TLR2-, TLR4- and Myd88-independent acquired humoral and cellular immunity against Salmonella enterica serovar Typhimurium.

Toll-like receptors (TLR) are central to pathogen recognition by the innate immune system. However, their role in the generation of acquired immunity is less clear. Using experimental Salmonella enterica serovar Typhimurium (ST) infection of mice, we determined the role of TLR2, TLR4 and of the TLR adaptor protein Myeloid differentiation factor 88 (MyD88) in the generation of specific T- and B-cell responses against this pathogen. When infected with an attenuated ST strain, mice deficient in TLR4, TLR2 plus TLR4 or MyD88 suffered from exacerbated bacterial burden and delayed clearance. However, all mutant mice not only survived infection but also generated normal antibody responses.

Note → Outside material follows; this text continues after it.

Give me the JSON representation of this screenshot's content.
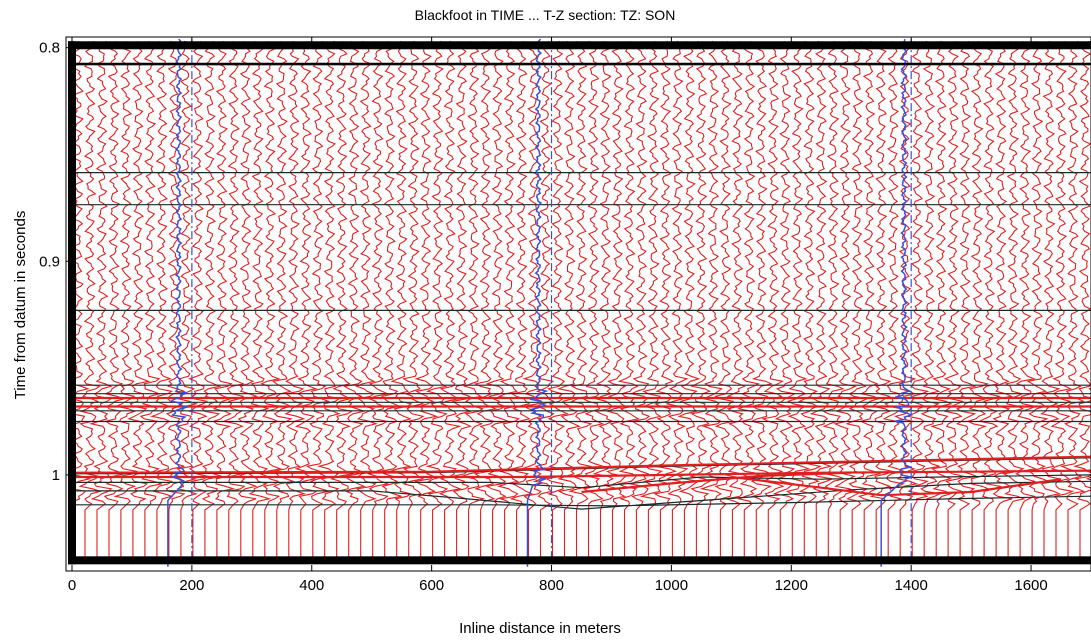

Compared to wild-type mice, TLR2+4 deficient mice displayed even enhanced CD4(+) T(H)1 and CD8(+) T cell responses. In contrast, T-cell responses in TLR2 deficient and MyD88 deficient mice were similar to those observed in wild-type controls. Overall, T- and B-cell responses were functional and provided protection against a challenge infection with virulent ST. Our results demonstrate that in the ST infection model, MyD88 as well as TLR2 and TLR4 were largely dispensable for the induction of protective acquired immunity.